I am trying to change a really long table (1955451890 rows -- 278 Gb on the DB) to a wide format using crosstab
from the tablefunc
extension. Following several examples from SO (i.e. Crosstab with unknown format and the PostgreSQL official docs) I have come with a working code, but it's taking ages to run in fairly big AWS RDS instance.
The data looks like this:
| id_source | date | t | geo_id | var_1 | var_2 |
|-----------|------------|---|--------|-------|-------|
| 3 | 2002-01-01 | 1 | 6086 | 3.4 | 4.5 |
| 3 | 2002-01-02 | 2 | 7888 | 6.7 | 2.9 |
| 3 | 2002-01-03 | 3 | 6732 | 5.8 | 6 |
| 4 | 2002-01-01 | 1 | 7888 | 5.8 | 3.4 |
| 4 | 2002-01-02 | 2 | 6015 | 6 | 10 |
| 4 | 2002-01-03 | 3 | 4332 | 8 | 12.5 |
| 7 | 2002-01-01 | 1 | 6086 | 5 | 7.9 |
| 7 | 2002-01-02 | 2 | 6732 | 5.7 | 7.9 |
| 7 | 2002-01-03 | 3 | 7888 | 2.3 | 6 |
And ideally, I would have something like this:
| geo_id | date | t | var_1_id_3 | var_1_id_4 | var_1_id_7 | var_2_id_3 | var_2_id_4 | var_2_id_7 |
|--------|------------|-----|------------|------------|------------|------------|------------|------------|
| 6086 | 2002-01-01 | 1 | 3.4 | | 5 | 4.5 | | 5 |
| 6086 | 2002-01-02 | 2 | | | | | | |
| 6086 | 2002-01-03 | 3 | | | | | | |
| 7888 | 2002-01-01 | 1 | | | | | | |
| 7888 | 2002-01-02 | 2 | 6.7 | | | | 2.9 | |
| 7888 | 2002-01-03 | 3 | | | 2.3 | | | 6 |
| 6732 | 2002-01-01 | 1 | | | | | | |
| 6732 | 2002-01-02 | 2 | | | 5.7 | | | 7.9 |
| 6732 | 2002-01-03 | 3 | 5.8 | | | 6 | | |
| 6015 | 2002-01-01 | 1 | | | | | | |
| 6015 | 2002-01-02 | 2 | | 6 | | | 10 | |
| 6015 | 2002-01-03 | 3 | | | | | | |
| ... | ... | ... | ... | ... | ... | ... | ... | ... |
[It seems really sparse, but is just the example I used].
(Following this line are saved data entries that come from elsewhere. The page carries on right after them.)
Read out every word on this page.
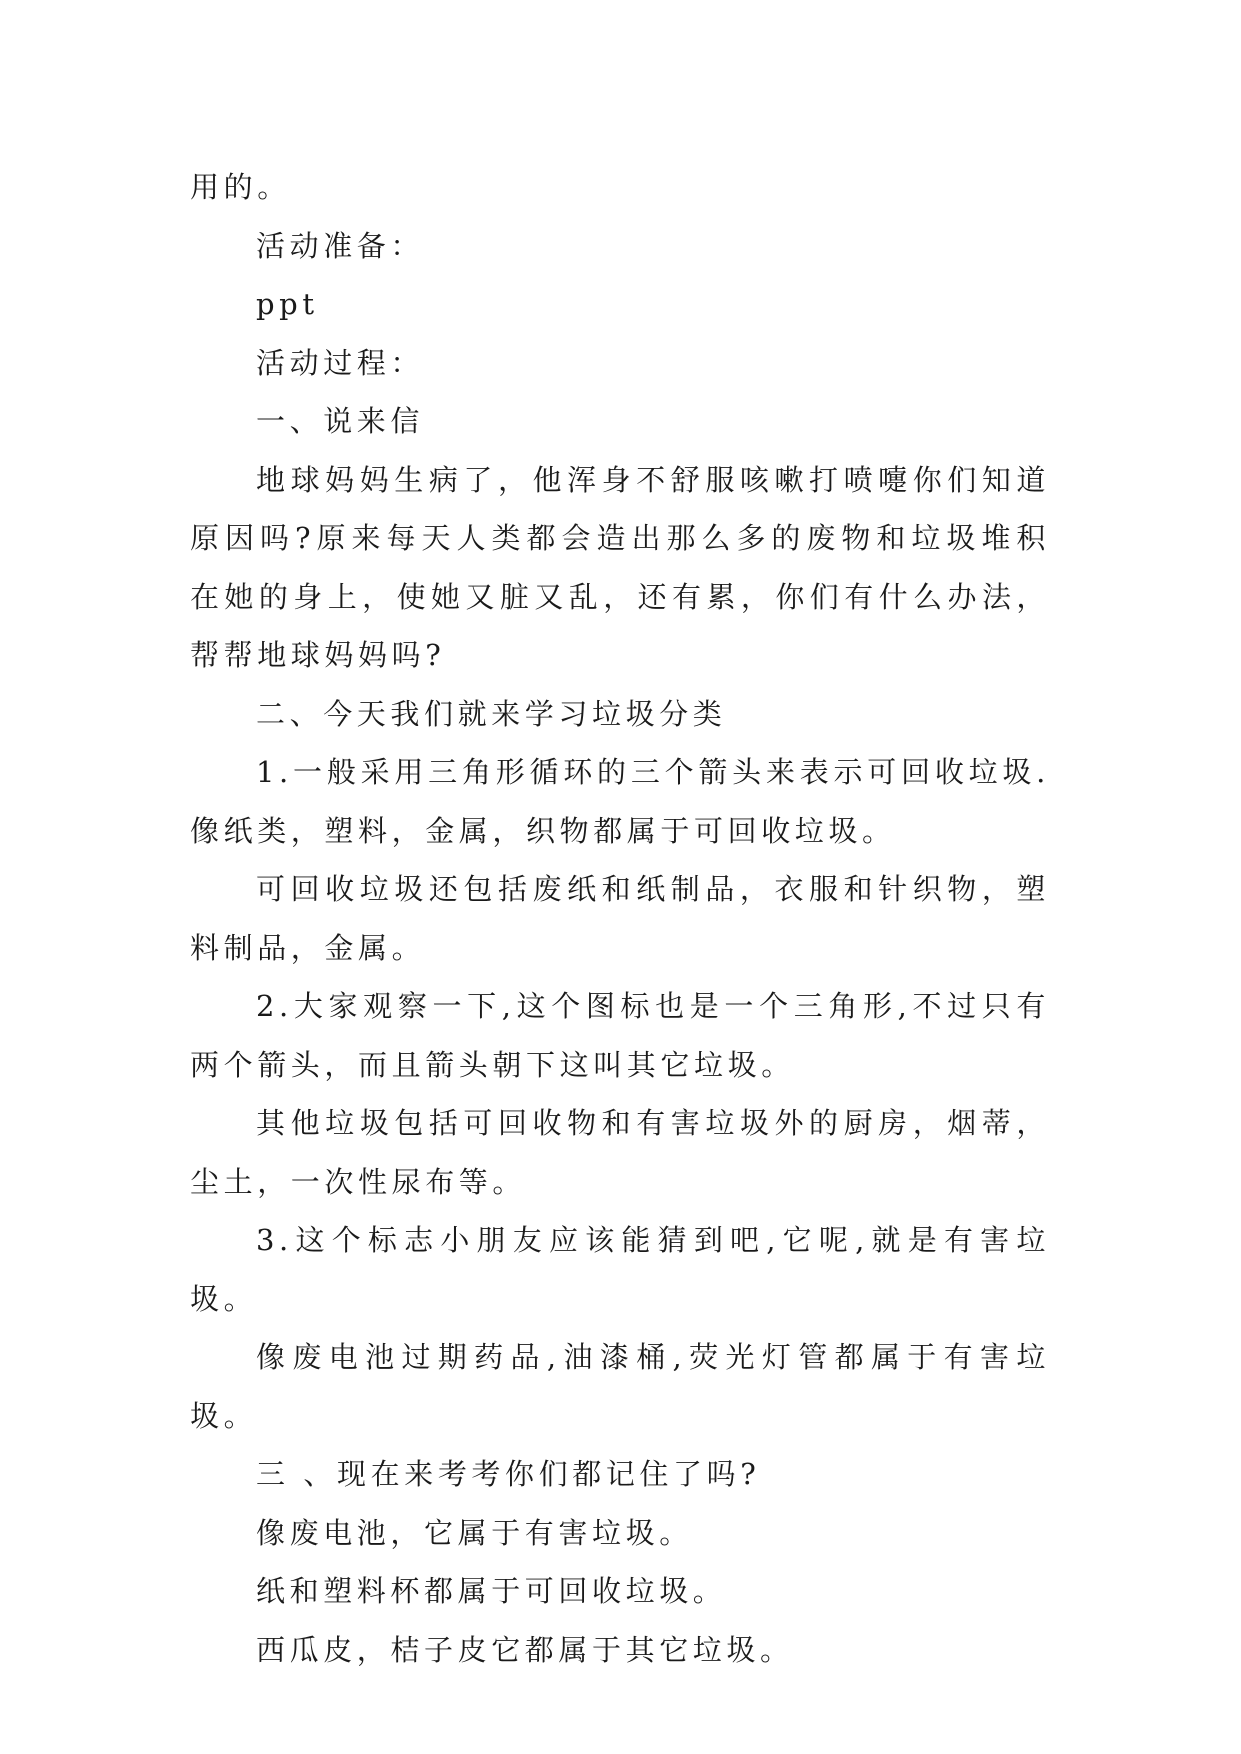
用的。

活动准备：

ppt

活动过程：

一、说来信

地球妈妈生病了，他浑身不舒服咳嗽打喷嚏你们知道原因吗?原来每天人类都会造出那么多的废物和垃圾堆积在她的身上，使她又脏又乱，还有累，你们有什么办法，帮帮地球妈妈吗?

二、今天我们就来学习垃圾分类

1.一般采用三角形循环的三个箭头来表示可回收垃圾.像纸类，塑料，金属，织物都属于可回收垃圾。

可回收垃圾还包括废纸和纸制品，衣服和针织物，塑料制品，金属。

2.大家观察一下,这个图标也是一个三角形,不过只有两个箭头，而且箭头朝下这叫其它垃圾。

其他垃圾包括可回收物和有害垃圾外的厨房，烟蒂，尘土，一次性尿布等。

3.这个标志小朋友应该能猜到吧,它呢,就是有害垃圾。

像废电池过期药品,油漆桶,荧光灯管都属于有害垃圾。

三 、现在来考考你们都记住了吗?

像废电池，它属于有害垃圾。

纸和塑料杯都属于可回收垃圾。

西瓜皮，桔子皮它都属于其它垃圾。
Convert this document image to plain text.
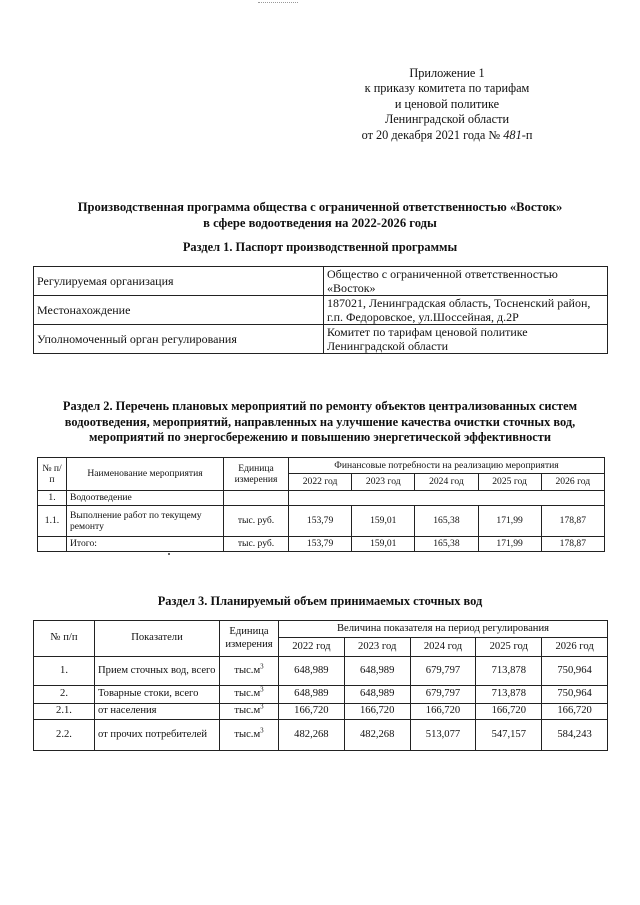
Приложение 1
к приказу комитета по тарифам
и ценовой политике
Ленинградской области
от 20 декабря 2021 года № 481-п
Производственная программа общества с ограниченной ответственностью «Восток»
в сфере водоотведения на 2022-2026 годы
Раздел 1. Паспорт производственной программы
Регулируемая организация	Общество с ограниченной ответственностью «Восток»
Местонахождение	187021, Ленинградская область, Тосненский район, г.п. Федоровское, ул.Шоссейная, д.2Р
Уполномоченный орган регулирования	Комитет по тарифам ценовой политике Ленинградской области
Раздел 2. Перечень плановых мероприятий по ремонту объектов централизованных систем
водоотведения, мероприятий, направленных на улучшение качества очистки сточных вод,
мероприятий по энергосбережению и повышению энергетической эффективности
№ п/п	Наименование мероприятия	Единица измерения	Финансовые потребности на реализацию мероприятия				
			2022 год	2023 год	2024 год	2025 год	2026 год
1.	Водоотведение						
1.1.	Выполнение работ по текущему ремонту	тыс. руб.	153,79	159,01	165,38	171,99	178,87
	Итого:	тыс. руб.	153,79	159,01	165,38	171,99	178,87
Раздел 3. Планируемый объем принимаемых сточных вод
№ п/п	Показатели	Единица измерения	Величина показателя на период регулирования				
			2022 год	2023 год	2024 год	2025 год	2026 год
1.	Прием сточных вод, всего	$тыс.м^3$	648,989	648,989	679,797	713,878	750,964
2.	Товарные стоки, всего	$тыс.м^3$	648,989	648,989	679,797	713,878	750,964
2.1.	от населения	$тыс.м^3$	166,720	166,720	166,720	166,720	166,720
2.2.	от прочих потребителей	$тыс.м^3$	482,268	482,268	513,077	547,157	584,243
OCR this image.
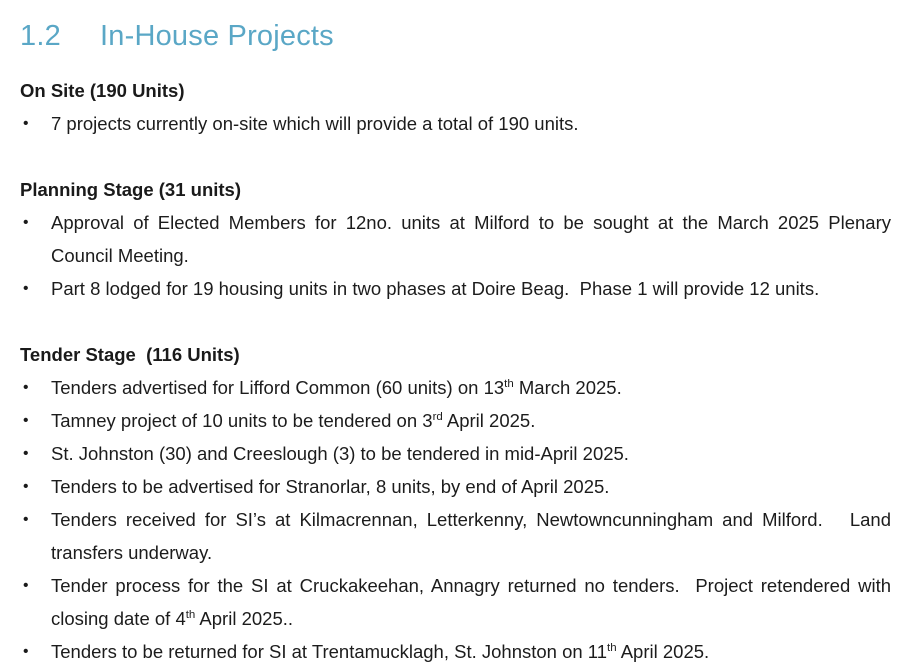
1.2 In-House Projects
On Site (190 Units)
• 7 projects currently on-site which will provide a total of 190 units.
Planning Stage (31 units)
• Approval of Elected Members for 12no. units at Milford to be sought at the March 2025 Plenary Council Meeting.
• Part 8 lodged for 19 housing units in two phases at Doire Beag.  Phase 1 will provide 12 units.
Tender Stage  (116 Units)
• Tenders advertised for Lifford Common (60 units) on 13th March 2025.
• Tamney project of 10 units to be tendered on 3rd April 2025.
• St. Johnston (30) and Creeslough (3) to be tendered in mid-April 2025.
• Tenders to be advertised for Stranorlar, 8 units, by end of April 2025.
• Tenders received for SI’s at Kilmacrennan, Letterkenny, Newtowncunningham and Milford.   Land transfers underway.
• Tender process for the SI at Cruckakeehan, Annagry returned no tenders.  Project retendered with closing date of 4th April 2025..
• Tenders to be returned for SI at Trentamucklagh, St. Johnston on 11th April 2025.
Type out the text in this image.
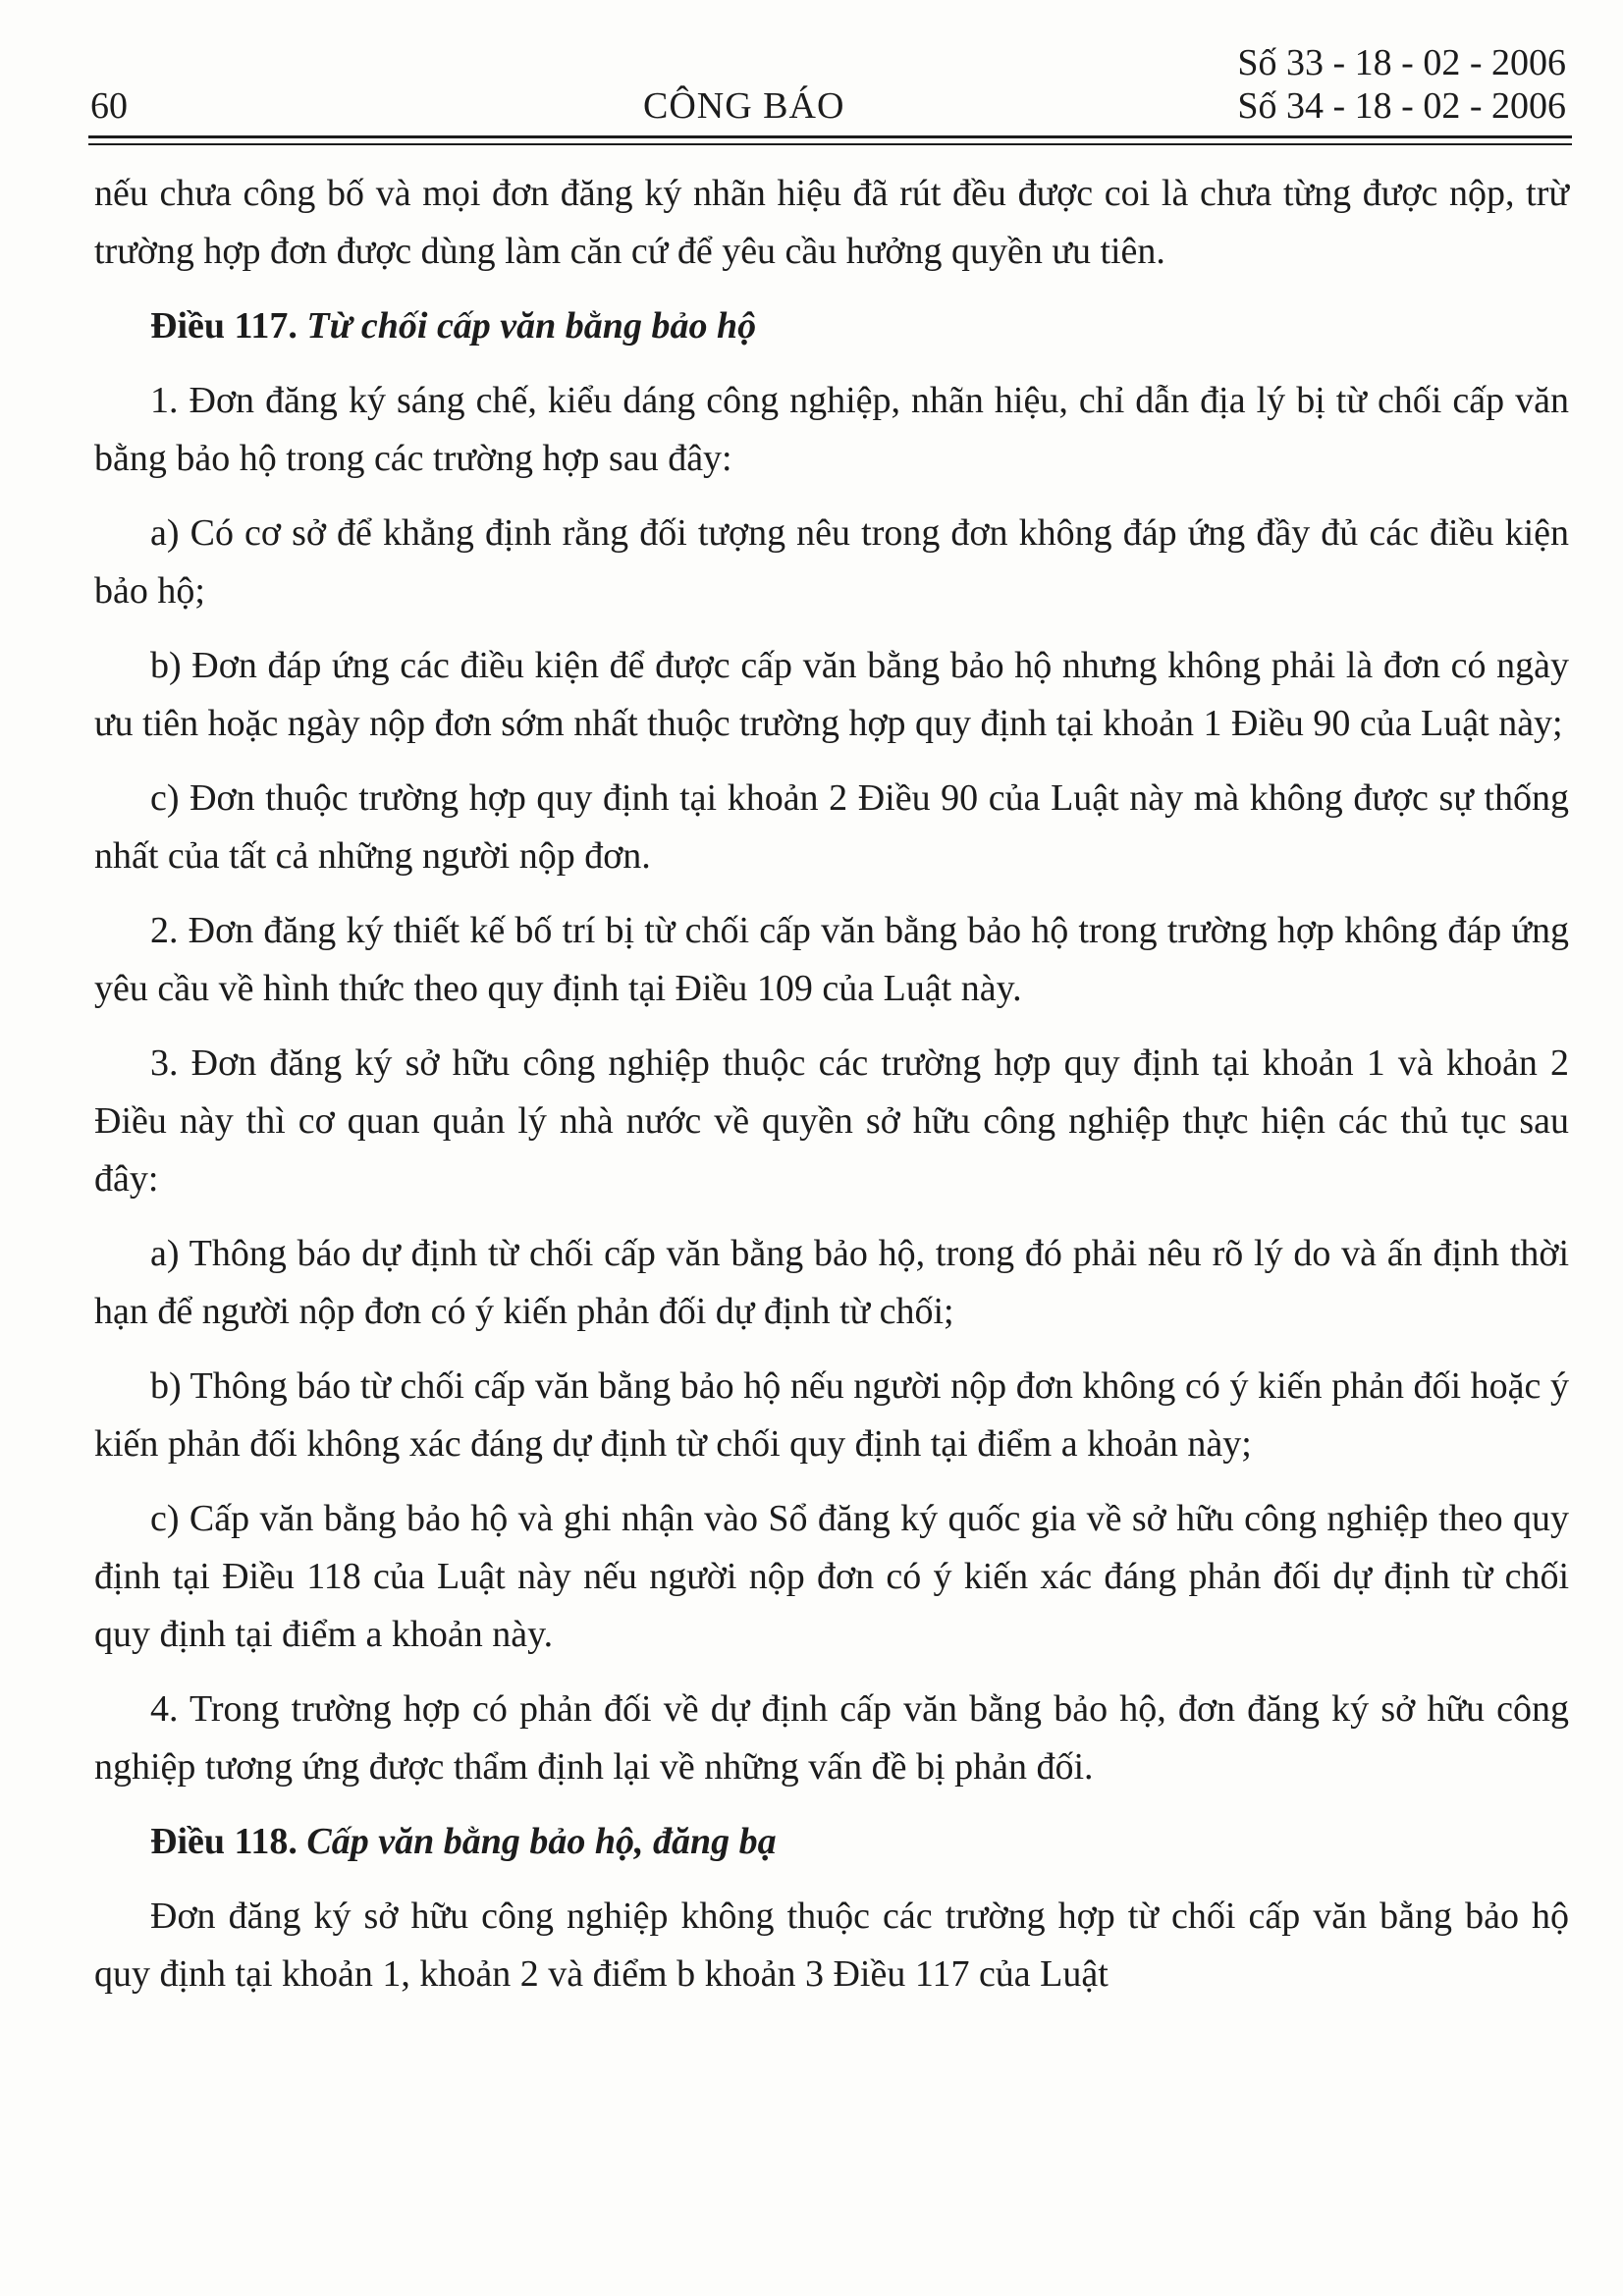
60	CÔNG BÁO
Số 33 - 18 - 02 - 2006
Số 34 - 18 - 02 - 2006

nếu chưa công bố và mọi đơn đăng ký nhãn hiệu đã rút đều được coi là chưa từng được nộp, trừ trường hợp đơn được dùng làm căn cứ để yêu cầu hưởng quyền ưu tiên.

Điều 117. Từ chối cấp văn bằng bảo hộ

1. Đơn đăng ký sáng chế, kiểu dáng công nghiệp, nhãn hiệu, chỉ dẫn địa lý bị từ chối cấp văn bằng bảo hộ trong các trường hợp sau đây:

a) Có cơ sở để khẳng định rằng đối tượng nêu trong đơn không đáp ứng đầy đủ các điều kiện bảo hộ;

b) Đơn đáp ứng các điều kiện để được cấp văn bằng bảo hộ nhưng không phải là đơn có ngày ưu tiên hoặc ngày nộp đơn sớm nhất thuộc trường hợp quy định tại khoản 1 Điều 90 của Luật này;

c) Đơn thuộc trường hợp quy định tại khoản 2 Điều 90 của Luật này mà không được sự thống nhất của tất cả những người nộp đơn.

2. Đơn đăng ký thiết kế bố trí bị từ chối cấp văn bằng bảo hộ trong trường hợp không đáp ứng yêu cầu về hình thức theo quy định tại Điều 109 của Luật này.

3. Đơn đăng ký sở hữu công nghiệp thuộc các trường hợp quy định tại khoản 1 và khoản 2 Điều này thì cơ quan quản lý nhà nước về quyền sở hữu công nghiệp thực hiện các thủ tục sau đây:

a) Thông báo dự định từ chối cấp văn bằng bảo hộ, trong đó phải nêu rõ lý do và ấn định thời hạn để người nộp đơn có ý kiến phản đối dự định từ chối;

b) Thông báo từ chối cấp văn bằng bảo hộ nếu người nộp đơn không có ý kiến phản đối hoặc ý kiến phản đối không xác đáng dự định từ chối quy định tại điểm a khoản này;

c) Cấp văn bằng bảo hộ và ghi nhận vào Sổ đăng ký quốc gia về sở hữu công nghiệp theo quy định tại Điều 118 của Luật này nếu người nộp đơn có ý kiến xác đáng phản đối dự định từ chối quy định tại điểm a khoản này.

4. Trong trường hợp có phản đối về dự định cấp văn bằng bảo hộ, đơn đăng ký sở hữu công nghiệp tương ứng được thẩm định lại về những vấn đề bị phản đối.

Điều 118. Cấp văn bằng bảo hộ, đăng bạ

Đơn đăng ký sở hữu công nghiệp không thuộc các trường hợp từ chối cấp văn bằng bảo hộ quy định tại khoản 1, khoản 2 và điểm b khoản 3 Điều 117 của Luật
Following the linked documentation I tried the following query. Here I use
CROSSTAB(text, text)
with the first element being the data to reshape and the second element being the categories to represent as columns.Building on the SO question, I add a
pgpsql
part to dynamically set the name of the columns. I have several id_sources, and stating categories manually would be painful
SELECT $$ SELECT * FROM crosstab (
'SELECT source_id
zcta_id,
date_day,
t,
distance_nearest
FROM results.distances_aod_coal_plants_energy
ORDER BY 1, 2, 3',
'SELECT DISTINCT "distance_to_plant" || facility_id AS col
FROM hysplit_partitions.coal_plants'
) AS ct (zcta_id CHARACTER VARYING,
date_day DATE,
t INTEGER,
$$
|| string_agg(quote_ident(id_source::CHARACTER), ' DOUBLE PRECISION, ' order BY id_source) || ' DOUBLE PRECISION )'
from results.distances_aod_coal_plants_energy;
The query runs, but after ~3 hr of computing time I get the following error:
ERROR: out of memory
DETAIL: Cannot enlarge string buffer containing 1073741815 bytes by 19 more bytes.
I know PostreSQL is not particularly friendly to this reshaping, compared to Python's pandas
or R's tidyr
, but loading this sort of data is not straight forward on any of these options, and I do have a strong preference to keep my data inside my DB.
There's an alternative to do this reshapinng either using chunks or table partitioning?